For Apache Hadoop versions 1.x, Cloudera CDH MRv1, and other Hadoop versions without YARN, use:

# Apache Hadoop 1.2.1
$ SPARK_HADOOP_VERSION=1.2.1 sbt/sbt assembly

# Cloudera CDH 4.2.0 with MapReduce v1
$ SPARK_HADOOP_VERSION=2.0.0-mr1-cdh4.2.0 sbt/sbt assembly

For Apache Hadoop 2.2.X, 2.1.X, 2.0.X, 0.23.x, Cloudera CDH MRv2, and other Hadoop versions with YARN, also set SPARK_YARN=true:

# Apache Hadoop 2.0.5-alpha
$ SPARK_HADOOP_VERSION=2.0.5-alpha SPARK_YARN=true sbt/sbt assembly

# Cloudera CDH 4.2.0 with MapReduce v2
$ SPARK_HADOOP_VERSION=2.0.0-cdh4.2.0 SPARK_YARN=true sbt/sbt assembly

# Apache Hadoop 2.2.X and newer
$ SPARK_HADOOP_VERSION=2.2.0 SPARK_YARN=true sbt/sbt assembly

When developing a Spark application, specify the Hadoop version by adding the "hadoop-client" artifact to your project's dependencies.
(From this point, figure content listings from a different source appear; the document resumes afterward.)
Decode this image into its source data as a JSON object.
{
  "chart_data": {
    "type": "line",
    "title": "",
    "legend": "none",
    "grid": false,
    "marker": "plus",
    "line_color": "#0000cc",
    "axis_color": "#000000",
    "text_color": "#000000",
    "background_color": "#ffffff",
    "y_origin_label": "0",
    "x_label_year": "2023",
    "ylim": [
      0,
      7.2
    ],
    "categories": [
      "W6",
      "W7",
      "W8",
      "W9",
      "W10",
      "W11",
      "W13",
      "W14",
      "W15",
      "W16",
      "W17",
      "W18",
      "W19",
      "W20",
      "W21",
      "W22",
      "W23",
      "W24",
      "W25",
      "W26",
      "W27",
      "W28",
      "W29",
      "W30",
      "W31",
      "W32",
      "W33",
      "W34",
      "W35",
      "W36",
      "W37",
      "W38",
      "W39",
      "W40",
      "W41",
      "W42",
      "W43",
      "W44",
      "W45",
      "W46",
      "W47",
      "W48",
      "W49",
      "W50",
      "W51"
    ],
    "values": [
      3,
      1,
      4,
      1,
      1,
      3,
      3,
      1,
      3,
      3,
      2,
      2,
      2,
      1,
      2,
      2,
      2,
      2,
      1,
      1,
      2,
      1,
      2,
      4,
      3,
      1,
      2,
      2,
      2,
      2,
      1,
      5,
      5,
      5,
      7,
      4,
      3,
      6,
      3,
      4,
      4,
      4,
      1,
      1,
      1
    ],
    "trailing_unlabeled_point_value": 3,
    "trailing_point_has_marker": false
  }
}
For example, if you're using Hadoop 1.2.1 and build your application using SBT, add this entry to libraryDependencies:

"org.apache.hadoop" % "hadoop-client" % "1.2.1"

If your project is built with Maven, add this to your POM file's <dependencies> section:

<dependency>
  <groupId>org.apache.hadoop</groupId>
  <artifactId>hadoop-client</artifactId>
  <version>1.2.1</version>
</dependency>

Configuration

Please refer to the Configuration guide in the online documentation for an overview on how to configure Spark.

Contributing to Spark

Contributions via GitHub pull requests are gladly accepted from their original author. Along with any pull requests, please state that the contribution is your original work and that you license the work to the project under the project's open source license. Whether or not you state this explicitly, by submitting any copyrighted material via pull request, email, or other means you agree to license the material under the project's open source license and warrant that you have the legal authority to do so.